The telltale signs that reveal a successful entrepreneur
First published in the Sunday Times on 23rd October 2016.
We all know the world is not black and white but full of shades of grey, and that personality types do not fall into binary categories in real life. Nevertheless, I have found over the years working with many entrepreneurs that most have strong biases in their characters. Below I set out a shorthand method of analysing these founder types.
Sales or costs?
Most entrepreneurs are good at one, but rarely at both. I can normally tell from a brief meeting into which camp a founder falls. Many can win orders and generate revenues, which is the life blood of any business. But, typically, such individuals are much less interested in controlling expenses.

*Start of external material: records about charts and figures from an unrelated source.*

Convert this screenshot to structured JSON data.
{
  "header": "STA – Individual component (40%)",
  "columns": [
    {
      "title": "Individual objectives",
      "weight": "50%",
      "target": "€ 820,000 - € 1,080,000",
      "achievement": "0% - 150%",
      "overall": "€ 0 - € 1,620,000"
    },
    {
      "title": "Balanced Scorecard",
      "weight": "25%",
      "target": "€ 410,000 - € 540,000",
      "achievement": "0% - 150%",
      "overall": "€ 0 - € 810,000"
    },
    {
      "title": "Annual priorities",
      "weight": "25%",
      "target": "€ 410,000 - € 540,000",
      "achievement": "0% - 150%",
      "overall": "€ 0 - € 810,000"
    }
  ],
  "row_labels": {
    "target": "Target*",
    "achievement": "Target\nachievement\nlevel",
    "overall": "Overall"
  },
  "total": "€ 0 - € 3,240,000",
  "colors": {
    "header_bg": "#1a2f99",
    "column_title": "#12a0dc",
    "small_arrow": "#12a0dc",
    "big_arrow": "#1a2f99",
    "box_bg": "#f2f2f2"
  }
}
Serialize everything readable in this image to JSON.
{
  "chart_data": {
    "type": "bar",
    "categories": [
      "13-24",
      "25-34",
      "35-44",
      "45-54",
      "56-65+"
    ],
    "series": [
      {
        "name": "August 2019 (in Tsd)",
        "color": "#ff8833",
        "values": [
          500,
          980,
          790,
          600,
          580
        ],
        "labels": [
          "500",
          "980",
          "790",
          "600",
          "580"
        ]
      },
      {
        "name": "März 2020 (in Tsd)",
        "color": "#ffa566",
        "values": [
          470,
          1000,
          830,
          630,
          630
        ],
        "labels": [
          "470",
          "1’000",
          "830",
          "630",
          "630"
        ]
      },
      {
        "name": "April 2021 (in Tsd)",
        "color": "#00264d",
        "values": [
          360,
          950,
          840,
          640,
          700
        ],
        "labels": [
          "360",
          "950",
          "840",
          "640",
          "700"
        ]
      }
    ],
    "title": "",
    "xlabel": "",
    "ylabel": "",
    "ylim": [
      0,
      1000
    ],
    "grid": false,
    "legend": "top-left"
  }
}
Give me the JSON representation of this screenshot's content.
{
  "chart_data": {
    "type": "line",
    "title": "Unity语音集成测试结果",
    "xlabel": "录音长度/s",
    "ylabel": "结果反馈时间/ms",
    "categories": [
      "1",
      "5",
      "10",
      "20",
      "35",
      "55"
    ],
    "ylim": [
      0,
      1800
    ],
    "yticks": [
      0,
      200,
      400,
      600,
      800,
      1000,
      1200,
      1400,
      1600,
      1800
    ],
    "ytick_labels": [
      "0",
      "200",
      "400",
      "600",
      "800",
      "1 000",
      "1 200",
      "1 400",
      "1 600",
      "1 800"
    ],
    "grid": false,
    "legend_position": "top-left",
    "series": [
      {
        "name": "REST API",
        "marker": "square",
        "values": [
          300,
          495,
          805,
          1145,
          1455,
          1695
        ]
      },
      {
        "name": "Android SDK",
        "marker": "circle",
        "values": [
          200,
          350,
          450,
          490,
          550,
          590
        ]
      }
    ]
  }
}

By contrast, certain types are very competent in managing outgoings, cash and the administrative side of the company but have less flair when it comes to new products, marketing and so forth. Often the latter are accountants.
Frequently the strongest business partnerships are a combination of these two different skills. Both types are worth backing, but you need to know which sort they are so that the team around them can compensate for their shortcomings.
Solutions and opportunities, or problems and excuses?
Working with some entrepreneurs, after a a while you find yourself either looking forward to meetings or dreading them. With the former you know that even if conditions are tough, they will deliver and are addressing the issues with vigour. By contrast, when dealing with the latter, you receive the management accounts with trepidation, expecting the worst — and all too often your fears are realised. I tend to find that, among leaders, good gets better while bad gets worse. The obvious conclusion is to avoid the problem/excuse merchants like the plague. They will lose you money, and you’ll have a miserable time while the losses are accumulating.
Unfortunately, discovering beforehand which ones are winners and which are losers is not always simple: CVs, interviews and even references can be misleading. Instinct is at least as good a guide.
Profits or lifestyle?
Ambitious entrepreneurs know that to realise their dreams their business must make real money — to fund growth, to attract investors and to reward their hard work. They are very different animals to the many small business owners and freelancers who do not want the risks and responsibilities of employing staff, finding outside investment, borrowing from banks and so on.
The latter group like the flexibility and satisfaction of being an independent producer but do not have a burning hunger to scale up their undertaking. I back businesses only where the entrepreneurs are sufficiently dedicated and ambitious enough to build a serious concern.
Delegator or micromanager?
Many of the most successful entrepreneurs with whom I’ve partnered have been brilliant at hiring and motivating talented colleagues, happily handing over responsibilities as the enterprise grows. I think this is Sir Richard Branson’s greatest skill. By contrast, I have worked with a number of founders who simply cannot let go of even small tasks; they obsess about details that are perhaps best left to deputies. This can restrict an organisation’s ability to expand, and demoralise managers, who feel the meddling presence of a founder breathing down their necks. But such all-consuming passion can be what creates outstanding companies — a devotion to quality, customer service and so forth that separates enduring firms from the bland ones that come and go.
Ultimately, I like to back wealth creators who are pragmatic about issues such as share dilution and their role. Control freaks who have to maintain a majority stake and can never surrender authority tend not to generate so much value.
Organic growth or deals?
Usually there is a sharp distinction between operators who grow their businesses incrementally and those financial engineers who grow by acquisition. Certain trades are inherently more suited to wheeler-dealers: film production or property development, for example. These are project-based careers, with an inevitable lack of continuity. I would say that, generally, the best businesses emerge from steady internal expansion rather than risky M&A activity. But, as companies get larger, it can be much more difficult for simple organic growth to provide sufficient excitement for all stakeholders. Thus, in middle age, some entrepreneurs who have previously only ever started and grown a single business organically can embark on buying sprees of other companies or assets, egged on by fee-hungry investment bankers.
Such journeys often end in tears. But I have also enjoyed success supporting entrepreneurs who have managed so-called buy and build strategies in sectors such as healthcare and recruitment.
Of course, entrepreneurs can possess several of the above traits — a combination of sales and profits-driven delegator, for example. As ever when trying to decipher the psychology of business creators, I am reminded that there is no single set of attributes that mark out the high achiever. Human nature is far too complicated.
This all adds plenty of opportunities and challenges for those like me who spend their time trying to work out which entrepreneurs to finance.